Before you do anything else, if you have any data of value on the system, disk image the hard drive in case it is failing. You can do this from numerous different bootable utility CDs, most of which can write a disk image to an external USB hard drive.
Next, if it's a spinning magnetic hard drive not an SSD, do a S.M.A.R.T. self-test on the drive. If this passes, there's a good chance the drive is OK. Do not rely on the SMART self-reported health check, this frequently reports "PASSED" on drives that're moments from total failure. Again, numerous utilities for Windows SMART testing are available.

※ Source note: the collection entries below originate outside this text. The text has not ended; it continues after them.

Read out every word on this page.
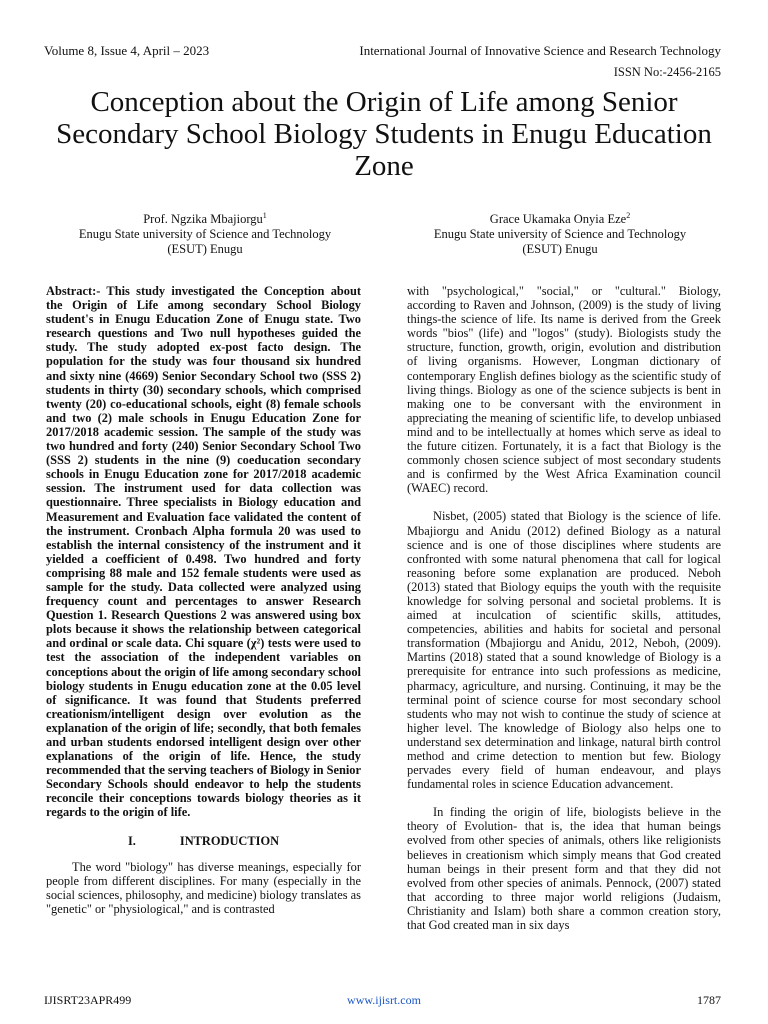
Volume 8, Issue 4, April – 2023	International Journal of Innovative Science and Research Technology
ISSN No:-2456-2165
Conception about the Origin of Life among Senior Secondary School Biology Students in Enugu Education Zone
Prof. Ngzika Mbajiorgu$^1$
Enugu State university of Science and Technology
(ESUT) Enugu
Grace Ukamaka Onyia Eze$^2$
Enugu State university of Science and Technology
(ESUT) Enugu

Abstract:- This study investigated the Conception about the Origin of Life among secondary School Biology student's in Enugu Education Zone of Enugu state. Two research questions and Two null hypotheses guided the study. The study adopted ex-post facto design. The population for the study was four thousand six hundred and sixty nine (4669) Senior Secondary School two (SSS 2) students in thirty (30) secondary schools, which comprised twenty (20) co-educational schools, eight (8) female schools and two (2) male schools in Enugu Education Zone for 2017/2018 academic session. The sample of the study was two hundred and forty (240) Senior Secondary School Two (SSS 2) students in the nine (9) coeducation secondary schools in Enugu Education zone for 2017/2018 academic session. The instrument used for data collection was questionnaire. Three specialists in Biology education and Measurement and Evaluation face validated the content of the instrument. Cronbach Alpha formula 20 was used to establish the internal consistency of the instrument and it yielded a coefficient of 0.498. Two hundred and forty comprising 88 male and 152 female students were used as sample for the study. Data collected were analyzed using frequency count and percentages to answer Research Question 1. Research Questions 2 was answered using box plots because it shows the relationship between categorical and ordinal or scale data. Chi square (χ²) tests were used to test the association of the independent variables on conceptions about the origin of life among secondary school biology students in Enugu education zone at the 0.05 level of significance. It was found that Students preferred creationism/intelligent design over evolution as the explanation of the origin of life; secondly, that both females and urban students endorsed intelligent design over other explanations of the origin of life. Hence, the study recommended that the serving teachers of Biology in Senior Secondary Schools should endeavor to help the students reconcile their conceptions towards biology theories as it regards to the origin of life.

I.	INTRODUCTION

The word "biology" has diverse meanings, especially for people from different disciplines. For many (especially in the social sciences, philosophy, and medicine) biology translates as "genetic" or "physiological," and is contrasted

with "psychological," "social," or "cultural." Biology, according to Raven and Johnson, (2009) is the study of living things-the science of life. Its name is derived from the Greek words "bios" (life) and "logos" (study). Biologists study the structure, function, growth, origin, evolution and distribution of living organisms. However, Longman dictionary of contemporary English defines biology as the scientific study of living things. Biology as one of the science subjects is bent in making one to be conversant with the environment in appreciating the meaning of scientific life, to develop unbiased mind and to be intellectually at homes which serve as ideal to the future citizen. Fortunately, it is a fact that Biology is the commonly chosen science subject of most secondary students and is confirmed by the West Africa Examination council (WAEC) record.

Nisbet, (2005) stated that Biology is the science of life. Mbajiorgu and Anidu (2012) defined Biology as a natural science and is one of those disciplines where students are confronted with some natural phenomena that call for logical reasoning before some explanation are produced. Neboh (2013) stated that Biology equips the youth with the requisite knowledge for solving personal and societal problems. It is aimed at inculcation of scientific skills, attitudes, competencies, abilities and habits for societal and personal transformation (Mbajiorgu and Anidu, 2012, Neboh, (2009). Martins (2018) stated that a sound knowledge of Biology is a prerequisite for entrance into such professions as medicine, pharmacy, agriculture, and nursing. Continuing, it may be the terminal point of science course for most secondary school students who may not wish to continue the study of science at higher level. The knowledge of Biology also helps one to understand sex determination and linkage, natural birth control method and crime detection to mention but few. Biology pervades every field of human endeavour, and plays fundamental roles in science Education advancement.

In finding the origin of life, biologists believe in the theory of Evolution- that is, the idea that human beings evolved from other species of animals, others like religionists believes in creationism which simply means that God created human beings in their present form and that they did not evolved from other species of animals. Pennock, (2007) stated that according to three major world religions (Judaism, Christianity and Islam) both share a common creation story, that God created man in six days

IJISRT23APR499	www.ijisrt.com	1787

If the SMART test passes you probably have either a damaged operating system install or file system corruption and - if there's no data of value on the system - can reformat the damaged partition and reinstall. You might want to try booting off the Windows 7 recovery disk first, as it might be able to repair the system without reinstalling. Be aware that re-installing Windows 7 or using the recovery mode of the install disk may break Windows 8 by replacing its bootloader, forcing you to repair Windows 8 before it'll boot.
You should not get file system corruption due to crashes and power-offs. If it's happening, there's something not right with the machine. If your system has an SSD it might not have proper power protection for its write-back cache and might not respect disk flush requests - this is true of many cheap consumer SSDs. Such disks can never be truly reliable, and should only be used if you keep good backups.